Ho voglia di te

The long-awaited sequel to Tre metri sopra il cielo is published in 2006. Because a love story never really ends. Sometimes a story grows and becomes something you would never have imagined. Step went away but now he is coming back. He’s about to discover that nothing stays the same, once you have left it. Or at least, compared to your memory of what it was. Thus, everything changes and shows its true colours. Step, riding his motorbike around the streets of Rome, runs into the Budokani gang. They’ve grown up and are somehow different. Schello, Lucone and the others are as rebellious as ever, even if a little more conscientious.

Pain leaves its scars inside of you, more so than on your skin. Babi will find some answers, too. Step will learn that in love nobody knows exactly what they want. Even when you think you’re sure. We will discover that respectability is just a vain attempt to try and change somethingimperfect into perfect. The Gervasi family will come to understand it as well, to their own expense. We will discover that a broken relationship between a mother and a son can have an unexpected development. And if everything explodes and goes wrong, there’s got to be some room for a smile and the will to start again.
Federico Moccia is back with his direct and intense style to show us that present and past are always tightly intertwined, even as they grow into our future. An unpredictable future. Just like love is always unpredictable, too.
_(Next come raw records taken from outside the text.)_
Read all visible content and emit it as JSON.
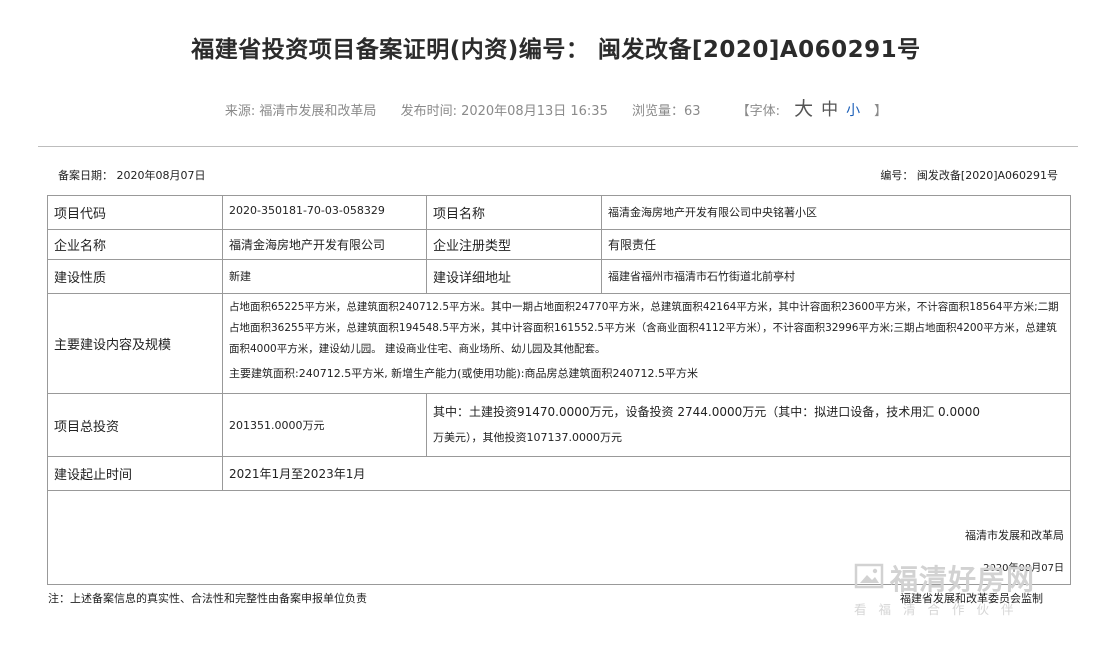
{
  "header": {
    "title": "福建省投资项目备案证明(内资)编号： 闽发改备[2020]A060291号",
    "source": "来源: 福清市发展和改革局",
    "publish_time": "发布时间: 2020年08月13日 16:35",
    "views": "浏览量：63",
    "font_label": "【字体:",
    "font_big": "大",
    "font_mid": "中",
    "font_small": "小",
    "font_close": "】"
  },
  "record": {
    "date": "备案日期： 2020年08月07日",
    "number": "编号： 闽发改备[2020]A060291号"
  },
  "table": {
    "project_code_label": "项目代码",
    "project_code": "2020-350181-70-03-058329",
    "project_name_label": "项目名称",
    "project_name": "福清金海房地产开发有限公司中央铭著小区",
    "company_label": "企业名称",
    "company": "福清金海房地产开发有限公司",
    "reg_type_label": "企业注册类型",
    "reg_type": "有限责任",
    "nature_label": "建设性质",
    "nature": "新建",
    "address_label": "建设详细地址",
    "address": "福建省福州市福清市石竹街道北前亭村",
    "scope_label": "主要建设内容及规模",
    "scope": "占地面积65225平方米，总建筑面积240712.5平方米。其中一期占地面积24770平方米，总建筑面积42164平方米，其中计容面积23600平方米，不计容面积18564平方米;二期占地面积36255平方米，总建筑面积194548.5平方米，其中计容面积161552.5平方米（含商业面积4112平方米），不计容面积32996平方米;三期占地面积4200平方米，总建筑面积4000平方米，建设幼儿园。 建设商业住宅、商业场所、幼儿园及其他配套。",
    "scope_extra": "主要建筑面积:240712.5平方米, 新增生产能力(或使用功能):商品房总建筑面积240712.5平方米",
    "investment_label": "项目总投资",
    "investment": "201351.0000万元",
    "investment_detail_1": "其中：土建投资91470.0000万元，设备投资 2744.0000万元（其中：拟进口设备，技术用汇 0.0000",
    "investment_detail_2": "万美元），其他投资107137.0000万元",
    "period_label": "建设起止时间",
    "period": "2021年1月至2023年1月",
    "sign_org": "福清市发展和改革局",
    "sign_date": "2020年08月07日"
  },
  "footer": {
    "note": "注：上述备案信息的真实性、合法性和完整性由备案申报单位负责",
    "issuer": "福建省发展和改革委员会监制"
  },
  "watermark": {
    "main": "福清好房网",
    "sub": "看福清合作伙伴",
    "icon": "house-photo-icon"
  }
}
Babi and Step are back. They’re back because distance only makes sense only if two people can look each other in the eye again. And although they have found some answers, thousands of new questions are still to come. Babi, Step, Pallina, Daniela, Raffaella, Paolo… all names we know well. They’re now back to mix with other brand new names. Because the wheel of life doesn’t stop. It can’t be stopped. And love has its own rules, beautiful and different from the ones you dreamed of.